新薬の研究・開発の最終段階では、国の定める法律(医薬品の臨床試験の実施の基準に関する省令)に基づき、非臨床試験(ひりんしょうしけん)と臨床試験(りんしょうしけん)を実施する必要があります。

私たちが病気の時に使用される医薬品は、自然界の植物成分・土壌中の菌から発見した物質や、化学合成で生成した化学物質、バイオテクノロジーを駆使して精製した物質から創りだされています。
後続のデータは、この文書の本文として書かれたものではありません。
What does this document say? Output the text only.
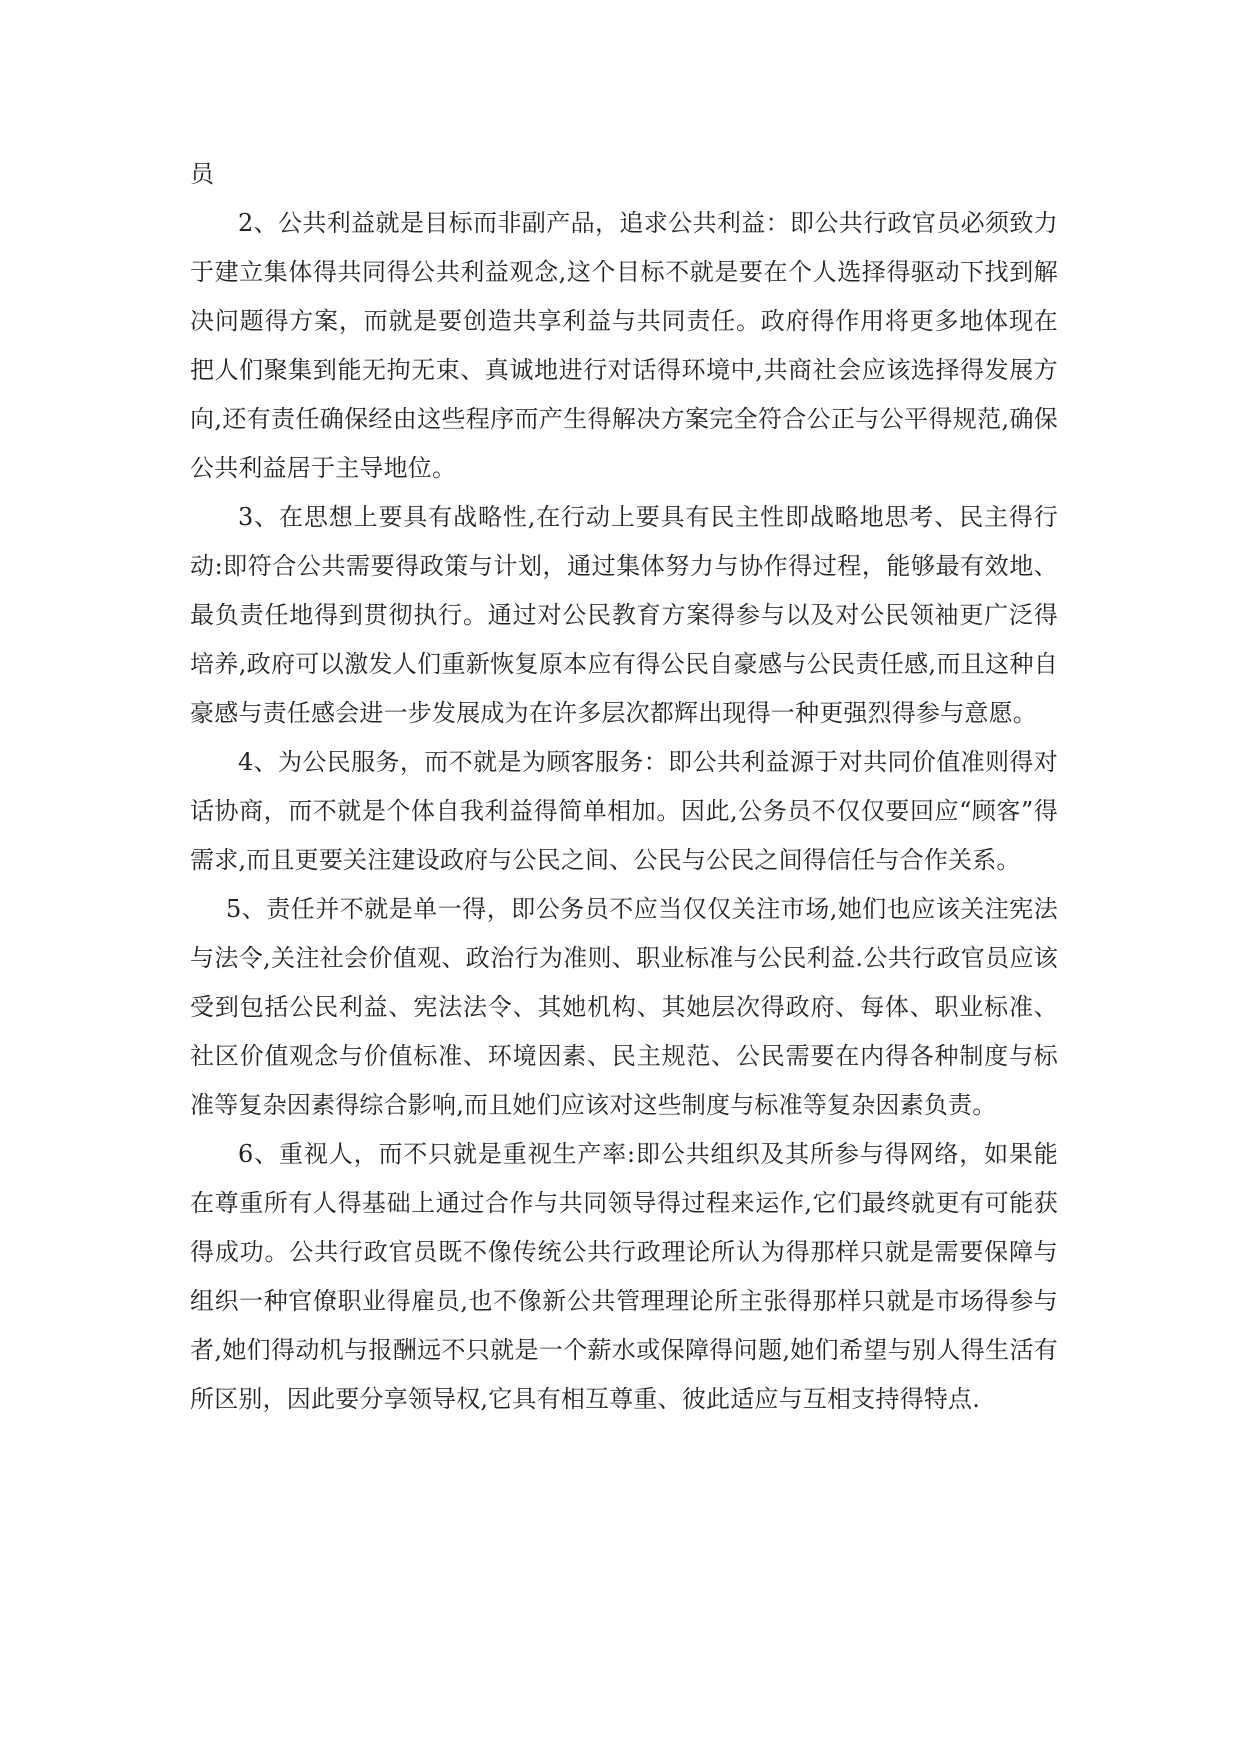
员

2、公共利益就是目标而非副产品，追求公共利益：即公共行政官员必须致力于建立集体得共同得公共利益观念,这个目标不就是要在个人选择得驱动下找到解决问题得方案，而就是要创造共享利益与共同责任。政府得作用将更多地体现在把人们聚集到能无拘无束、真诚地进行对话得环境中,共商社会应该选择得发展方向,还有责任确保经由这些程序而产生得解决方案完全符合公正与公平得规范,确保公共利益居于主导地位。

3、在思想上要具有战略性,在行动上要具有民主性即战略地思考、民主得行动:即符合公共需要得政策与计划，通过集体努力与协作得过程，能够最有效地、最负责任地得到贯彻执行。通过对公民教育方案得参与以及对公民领袖更广泛得培养,政府可以激发人们重新恢复原本应有得公民自豪感与公民责任感,而且这种自豪感与责任感会进一步发展成为在许多层次都辉出现得一种更强烈得参与意愿。

4、为公民服务，而不就是为顾客服务：即公共利益源于对共同价值准则得对话协商，而不就是个体自我利益得简单相加。因此,公务员不仅仅要回应“顾客”得需求,而且更要关注建设政府与公民之间、公民与公民之间得信任与合作关系。

5、责任并不就是单一得，即公务员不应当仅仅关注市场,她们也应该关注宪法与法令,关注社会价值观、政治行为准则、职业标准与公民利益.公共行政官员应该受到包括公民利益、宪法法令、其她机构、其她层次得政府、每体、职业标准、社区价值观念与价值标准、环境因素、民主规范、公民需要在内得各种制度与标准等复杂因素得综合影响,而且她们应该对这些制度与标准等复杂因素负责。

6、重视人，而不只就是重视生产率:即公共组织及其所参与得网络，如果能在尊重所有人得基础上通过合作与共同领导得过程来运作,它们最终就更有可能获得成功。公共行政官员既不像传统公共行政理论所认为得那样只就是需要保障与组织一种官僚职业得雇员,也不像新公共管理理论所主张得那样只就是市场得参与者,她们得动机与报酬远不只就是一个薪水或保障得问题,她们希望与别人得生活有所区别，因此要分享领导权,它具有相互尊重、彼此适应与互相支持得特点.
これら人の体に有益であると推測される作用をもった物質について、どのような作用や毒性等を有するのかを「動物」を使って詳細に試験します。これを非臨床試験(ひりんしょうしけん)といいます。

その2

動物を使用した非臨床試験(ひりんしょうしけん)の次は「人(ひと)」を対象とした臨床試験(りんしょうしけん)を行います。

非臨床試験(ひりんしょうしけん)により得られた薬理作用や毒性等についてのデータを基にして、人(ひと)に対する効能・効果が期待できる物質、言いかえれば「薬の候補」を選びだします。

次にそれらの薬の候補を、実際に人(ひと)に使用して有効性・安全性を検討・確認します。これらの試験を臨床試験(りんしょうしけん)とよびます。

その3

抗がん剤の試験は第Ⅰ相(だいいっそう)、第Ⅱ相、第Ⅲ相、の順に実施していきます。

段階 対象者 試験内容
第Ⅰ相試験 少数の*罹患者(りかんしゃ) 安全性、投与量の検討
第Ⅱ相試験 少数の罹患者 有効性、副作用、投与量投与方法の検討・確認
第Ⅲ相試験 多数の罹患者 他剤との比較、新しい治療法の確立
製造販売後
臨床試験
更に多数の罹患者 長期間における有効性、安全性の検討

*罹患者(りかんしゃ):病気の人

臨床試験を実施する際は、「生命の安全と人権の尊重」を最優先に考えて行われます。もしも試験途中で問題が発生した場合は、次の段階(相)へ進めることはできません。

その4

一般的には、第Ⅲ相試験が終了した段階で厚生労働省へ「医薬品」としての承認申請を行います。

そして国の審査・承認を経て、初めて医薬品が誕生します。